The Bible first introduced Nabal as a churlish and evil man from Caleb’s house.

Caleb was a companion of Joshua and Moses, a man of bravery and faith who knew the ability of God and gave service to Him.

Nabal’s reply to David’s servants further explains the kind of person he was. A man with a loose mouth and one without wisdom, understanding, and kindness. 

This has been his lifestyle and manner of approach to people, and because there haven’t been immediate repercussions, the desire for a change was far from him.

His wife and servants knew about his nasty character and were already fed up but kept interceding on his behalf whenever an opportunity presented itself.

And in the case of king David, it was no different. 

The servants were so irritated and angry that they told their master’s wife Abigail that their ‘master is such a son of Belial, that a man cannot speak to him.’ Ist Samuel 25:17(b)
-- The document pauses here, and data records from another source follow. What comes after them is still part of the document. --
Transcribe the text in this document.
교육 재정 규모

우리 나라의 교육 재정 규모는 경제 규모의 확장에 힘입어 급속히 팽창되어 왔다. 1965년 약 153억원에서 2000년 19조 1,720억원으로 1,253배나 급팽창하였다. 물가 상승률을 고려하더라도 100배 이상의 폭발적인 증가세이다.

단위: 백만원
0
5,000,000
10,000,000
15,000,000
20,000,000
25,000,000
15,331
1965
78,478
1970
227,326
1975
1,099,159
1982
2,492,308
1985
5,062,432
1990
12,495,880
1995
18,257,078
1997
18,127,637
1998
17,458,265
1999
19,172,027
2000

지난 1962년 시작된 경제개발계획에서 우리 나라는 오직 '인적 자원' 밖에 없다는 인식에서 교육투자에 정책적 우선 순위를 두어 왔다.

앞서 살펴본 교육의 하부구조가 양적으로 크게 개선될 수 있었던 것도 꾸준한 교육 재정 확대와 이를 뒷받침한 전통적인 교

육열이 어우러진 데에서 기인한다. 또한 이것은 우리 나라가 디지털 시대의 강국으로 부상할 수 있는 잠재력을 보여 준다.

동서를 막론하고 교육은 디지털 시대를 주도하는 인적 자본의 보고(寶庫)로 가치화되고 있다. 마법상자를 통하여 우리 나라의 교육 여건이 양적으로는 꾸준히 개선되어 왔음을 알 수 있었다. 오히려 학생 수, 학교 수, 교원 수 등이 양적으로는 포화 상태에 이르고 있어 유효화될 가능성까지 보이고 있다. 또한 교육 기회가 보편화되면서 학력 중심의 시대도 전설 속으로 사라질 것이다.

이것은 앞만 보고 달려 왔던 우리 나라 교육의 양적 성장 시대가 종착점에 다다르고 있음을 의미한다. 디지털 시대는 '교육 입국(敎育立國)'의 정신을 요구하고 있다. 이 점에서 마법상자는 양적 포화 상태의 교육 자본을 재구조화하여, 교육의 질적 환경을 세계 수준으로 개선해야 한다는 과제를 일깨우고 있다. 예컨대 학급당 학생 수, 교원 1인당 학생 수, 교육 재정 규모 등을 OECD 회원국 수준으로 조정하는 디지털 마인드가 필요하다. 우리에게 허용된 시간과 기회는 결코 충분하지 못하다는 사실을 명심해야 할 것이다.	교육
Abigail, who was so full of wisdom, understanding, and a peaceful woman, went to intercede on behalf of her husband. Her act saved the entire household of Nabal. But God did not have it this time around with Nabal. He was so done with Nabal and killed him.
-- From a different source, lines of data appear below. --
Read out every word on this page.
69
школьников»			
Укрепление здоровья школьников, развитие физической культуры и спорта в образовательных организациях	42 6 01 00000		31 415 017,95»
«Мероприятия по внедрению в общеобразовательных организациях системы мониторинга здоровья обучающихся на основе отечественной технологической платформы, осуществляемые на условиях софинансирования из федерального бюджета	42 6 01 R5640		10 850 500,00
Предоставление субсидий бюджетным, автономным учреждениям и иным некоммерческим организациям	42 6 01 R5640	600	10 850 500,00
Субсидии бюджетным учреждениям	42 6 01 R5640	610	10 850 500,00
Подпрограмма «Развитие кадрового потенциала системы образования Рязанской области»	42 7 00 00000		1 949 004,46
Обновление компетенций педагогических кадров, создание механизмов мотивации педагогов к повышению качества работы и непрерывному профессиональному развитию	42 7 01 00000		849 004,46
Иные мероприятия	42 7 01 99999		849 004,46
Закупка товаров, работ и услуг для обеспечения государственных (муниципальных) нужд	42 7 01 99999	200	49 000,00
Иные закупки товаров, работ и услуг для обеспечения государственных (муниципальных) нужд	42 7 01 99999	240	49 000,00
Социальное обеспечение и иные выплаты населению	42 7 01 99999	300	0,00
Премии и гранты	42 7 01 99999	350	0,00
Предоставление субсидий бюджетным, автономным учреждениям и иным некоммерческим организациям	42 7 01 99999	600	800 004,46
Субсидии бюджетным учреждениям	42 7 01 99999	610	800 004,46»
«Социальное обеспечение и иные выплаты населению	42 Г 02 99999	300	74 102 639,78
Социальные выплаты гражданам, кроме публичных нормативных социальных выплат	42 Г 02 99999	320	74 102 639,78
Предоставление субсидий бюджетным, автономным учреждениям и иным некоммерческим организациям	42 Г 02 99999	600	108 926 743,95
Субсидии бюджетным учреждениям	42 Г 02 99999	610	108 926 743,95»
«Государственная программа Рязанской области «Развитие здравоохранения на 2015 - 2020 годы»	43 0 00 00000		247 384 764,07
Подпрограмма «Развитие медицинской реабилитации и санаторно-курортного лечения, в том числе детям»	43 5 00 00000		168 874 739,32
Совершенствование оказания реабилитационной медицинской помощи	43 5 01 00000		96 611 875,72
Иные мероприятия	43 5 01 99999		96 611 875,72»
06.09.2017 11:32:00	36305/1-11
Nabal died because he was adamant about unlearning, learning, and relearning. He was so satisfied with his rude, abusive, and wicked personality. 
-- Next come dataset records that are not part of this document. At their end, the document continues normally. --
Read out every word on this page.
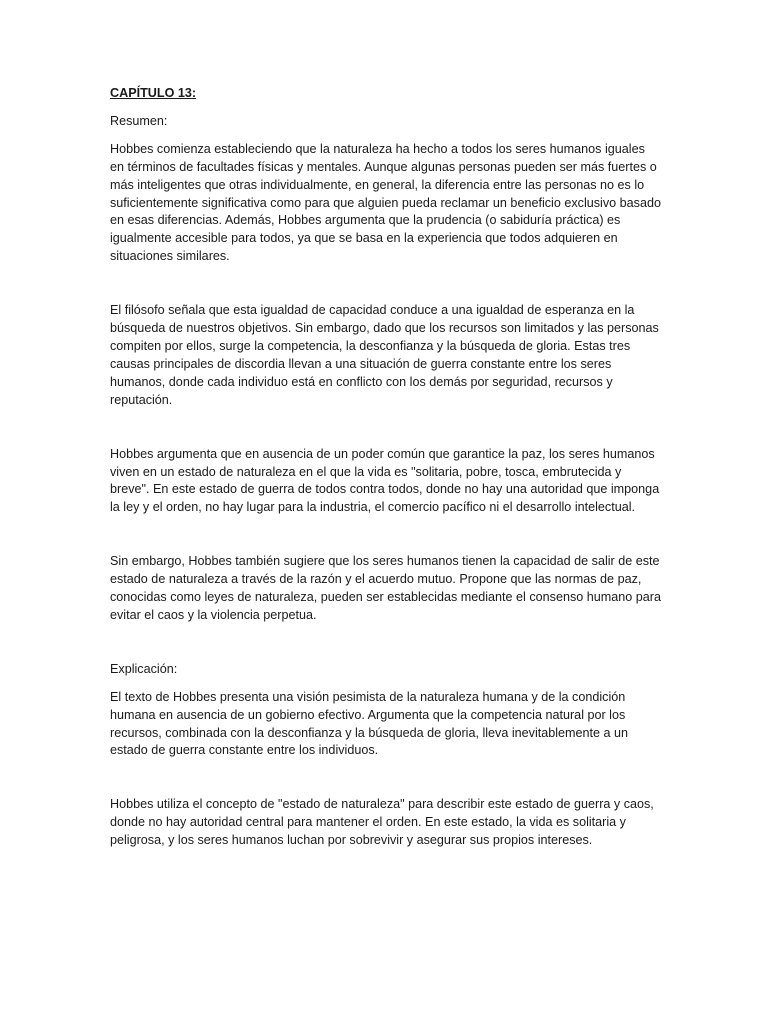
CAPÍTULO 13:

Resumen:

Hobbes comienza estableciendo que la naturaleza ha hecho a todos los seres humanos iguales en términos de facultades físicas y mentales. Aunque algunas personas pueden ser más fuertes o más inteligentes que otras individualmente, en general, la diferencia entre las personas no es lo suficientemente significativa como para que alguien pueda reclamar un beneficio exclusivo basado en esas diferencias. Además, Hobbes argumenta que la prudencia (o sabiduría práctica) es igualmente accesible para todos, ya que se basa en la experiencia que todos adquieren en situaciones similares.

El filósofo señala que esta igualdad de capacidad conduce a una igualdad de esperanza en la búsqueda de nuestros objetivos. Sin embargo, dado que los recursos son limitados y las personas compiten por ellos, surge la competencia, la desconfianza y la búsqueda de gloria. Estas tres causas principales de discordia llevan a una situación de guerra constante entre los seres humanos, donde cada individuo está en conflicto con los demás por seguridad, recursos y reputación.

Hobbes argumenta que en ausencia de un poder común que garantice la paz, los seres humanos viven en un estado de naturaleza en el que la vida es "solitaria, pobre, tosca, embrutecida y breve". En este estado de guerra de todos contra todos, donde no hay una autoridad que imponga la ley y el orden, no hay lugar para la industria, el comercio pacífico ni el desarrollo intelectual.

Sin embargo, Hobbes también sugiere que los seres humanos tienen la capacidad de salir de este estado de naturaleza a través de la razón y el acuerdo mutuo. Propone que las normas de paz, conocidas como leyes de naturaleza, pueden ser establecidas mediante el consenso humano para evitar el caos y la violencia perpetua.

Explicación:

El texto de Hobbes presenta una visión pesimista de la naturaleza humana y de la condición humana en ausencia de un gobierno efectivo. Argumenta que la competencia natural por los recursos, combinada con la desconfianza y la búsqueda de gloria, lleva inevitablemente a un estado de guerra constante entre los individuos.

Hobbes utiliza el concepto de "estado de naturaleza" para describir este estado de guerra y caos, donde no hay autoridad central para mantener el orden. En este estado, la vida es solitaria y peligrosa, y los seres humanos luchan por sobrevivir y asegurar sus propios intereses.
He was a blessed man surrounded by a good woman as a wife, loyal, honest, and good servants as well, yet he chose to remain his old self and held on to the path of destruction.

Sometimes when we read the Bible, we are so fast to judge the people who played a negative role. We ask ourselves silent questions or even bring it up in discussions about those Bible characters. Why did Nabal act so foolishly? Why was he so rude? Why this and why that.

But in real life, we aren’t different from such traits possessed by Nabal.

Nabal lived and possessed those nasty characters of his like they were wealth. He was never willing to let go and welcome change. He thought he would always have his way as other times. But so unfortunate for him when he spoke rudely and never showed kindness to God’s servant. 

Nabal was a bag of negativity. He was rude, foolish, wicked, and without kindness. When God remembered him, he remembered him with death.

You may get away with your rude, proud, immoral, and wicked lifestyle now, but it will not be forever. 

Give room for change and embrace it now while you may because you have no clue what tomorrow holds. 

Harken to your Abigail and servants; now while you may. They may be your parents, siblings, pastor, leader, colleagues, friends, servants, employees, or your spouse.

Don’t keep holding on to unpleasant attitudes that aren’t virtues like Nabal because that’s not wealth but death.

Give room for change now while you may.